Mohammed - Lol ... You will see more outrage because someone takes a knee during the anthem (while they sit on their ass at home), than the outrage that is this case.

People trip out on the anthem thing and get patriotic hard-ons, but American's treat their soldiers pretty poorly. Gross double standard that is super apparent on the OG.
Americans? You mean wells fargo?
Fuck, you're dumb. Phone Post 3.0

I'm kinda indifferent on this one. Sounds like the guy stopped making his car payments while deployed. If he were single, that's far more understandable. But this guy was married. His wife should have been taking care of it and wasnt. I'm all for the long arm of the law breaking one off in the ass of bankers who are caught doing unethical shit, but in this case I'm not all that outraged. Sounds more like they were trying to get the money they were rightfully owed, bit just made a mistake in the process. No malicious intent or attempt to take advantage of someone. Phone Post 3.0

Dumb law

I dont get how corporations are ppl and entitled to free speech but when these same coprorations break the law they dont go to jail. Shoulodn't the CEO be charged?

gregbrady - 

I dont get how corporations are ppl and entitled to free speech but when these same coprorations break the law they dont go to jail. Shoulodn't the CEO be charged?



The CEO should be charged under RICO statutes.  The lackeys who towed the cars should be charged with auto theft. 

jimmy23 - If he didn't pay his notes, it makes sense that they would take the car.

Or am I missing something? Phone Post 3.0
I'm with you in that sense, but being that it's against the law for the bank to repo cars of active duty soldiers, the bank is clearly in the wrong here. Phone Post 3.0

Kirkifan1 -
jimmy23 - If he didn't pay his notes, it makes sense that they would take the car.

Or am I missing something? Phone Post 3.0
Active duty military can't be Repo'd (w/out court order). I think the idea is they can't control when they leave the country, for example. Phone Post 3.0
I believe its that they actually need to be deployed.

Im guessing some of this is the service men and women not informing the bank they were getting deployed and the bank not making it clear enough that they need that notification. Phone Post 3.0

The Noose - I'm kinda indifferent on this one. Sounds like the guy stopped making his car payments while deployed. If he were single, that's far more understandable. But this guy was married. His wife should have been taking care of it and wasnt. I'm all for the long arm of the law breaking one off in the ass of bankers who are caught doing unethical shit, but in this case I'm not all that outraged. Sounds more like they were trying to get the money they were rightfully owed, bit just made a mistake in the process. No malicious intent or attempt to take advantage of someone. Phone Post 3.0
This. Pay the damn car note and the car won't get repo'd. Funny how that works. Phone Post 3.0

EmmettHollis - 
The Noose - I'm kinda indifferent on this one.
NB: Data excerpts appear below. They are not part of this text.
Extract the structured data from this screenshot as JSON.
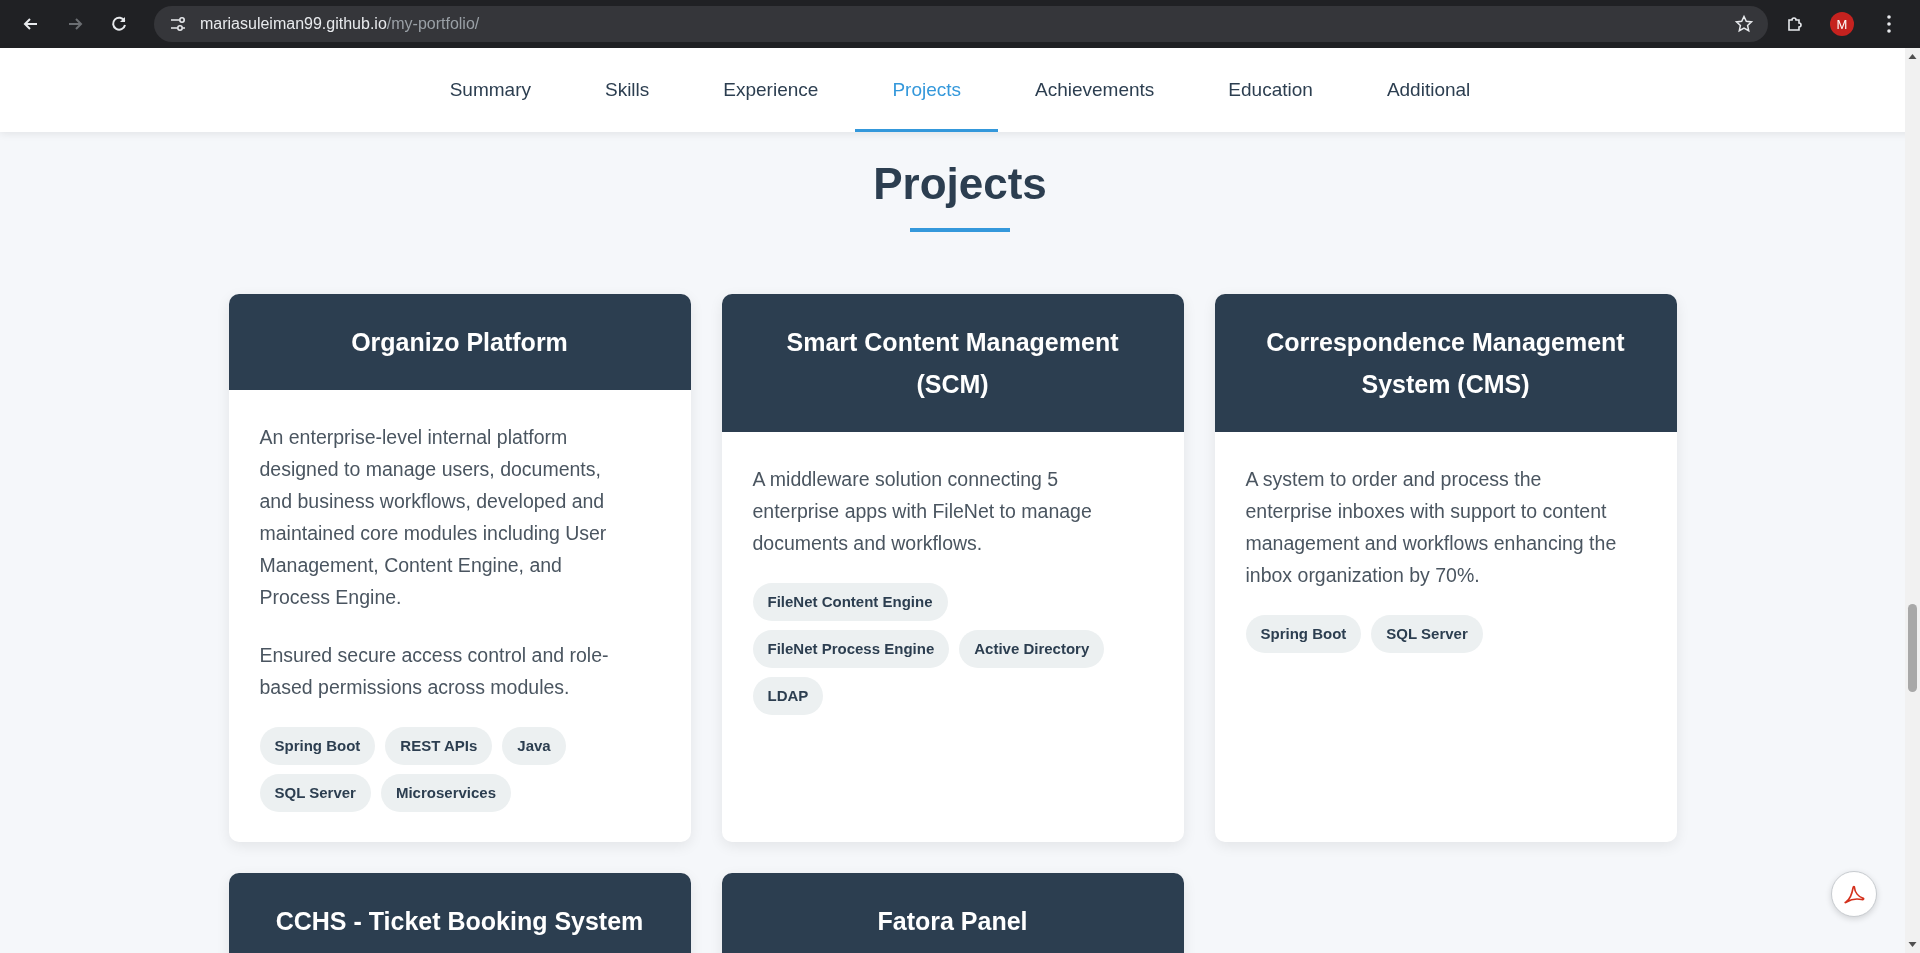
{
  "browser": {
    "url_domain": "mariasuleiman99.github.io",
    "url_path": "/my-portfolio/",
    "profile_initial": "M"
  },
  "nav": {
    "tabs": [
      {
        "label": "Summary",
        "selected": false
      },
      {
        "label": "Skills",
        "selected": false
      },
      {
        "label": "Experience",
        "selected": false
      },
      {
        "label": "Projects",
        "selected": true
      },
      {
        "label": "Achievements",
        "selected": false
      },
      {
        "label": "Education",
        "selected": false
      },
      {
        "label": "Additional",
        "selected": false
      }
    ]
  },
  "section": {
    "title": "Projects"
  },
  "projects": [
    {
      "title": "Organizo Platform",
      "paragraphs": [
        "An enterprise-level internal platform designed to manage users, documents, and business workflows, developed and maintained core modules including User Management, Content Engine, and Process Engine.",
        "Ensured secure access control and role-based permissions across modules."
      ],
      "tags": [
        "Spring Boot",
        "REST APIs",
        "Java",
        "SQL Server",
        "Microservices"
      ]
    },
    {
      "title": "Smart Content Management (SCM)",
      "paragraphs": [
        "A middleware solution connecting 5 enterprise apps with FileNet to manage documents and workflows."
      ],
      "tags": [
        "FileNet Content Engine",
        "FileNet Process Engine",
        "Active Directory",
        "LDAP"
      ]
    },
    {
      "title": "Correspondence Management System (CMS)",
      "paragraphs": [
        "A system to order and process the enterprise inboxes with support to content management and workflows enhancing the inbox organization by 70%."
      ],
      "tags": [
        "Spring Boot",
        "SQL Server"
      ]
    },
    {
      "title": "CCHS - Ticket Booking System"
    },
    {
      "title": "Fatora Panel"
    }
  ]
}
Sounds like the guy stopped making his car payments while deployed. If he were single, that's far more understandable. But this guy was married. His wife should have been taking care of it and wasnt. I'm all for the long arm of the law breaking one off in the ass of bankers who are caught doing unethical shit, but in this case I'm not all that outraged. Sounds more like they were trying to get the money they were rightfully owed, bit just made a mistake in the process. No malicious intent or attempt to take advantage of someone. Phone Post 3.0
This. Pay the damn car note and the car won't get repo'd. Funny how that works. Phone Post 3.0


I can imagine it might be just a wee bit tough when you're in the middle of a desert getting shot at and rockets launched at you by Taliban fighters to take a minute, fire up your laptop, find a Starbucks with an open wifi connection, log in to your bank, and start paying bills.  



Hell, do they even have Starbucks in the middle of the desert in Assfuckistan or wherever?  

LOL, I still have 401k funds invested in Wells from my tenure with a bank they bought.

I keep forgetting to call and move those funds. I wonder how much this will cost me....FML.

Thage - LOL, I still have 401k funds invested in Wells from my tenure with a bank they bought.

I keep forgetting to call and move those funds. I wonder how much this will cost me....FML.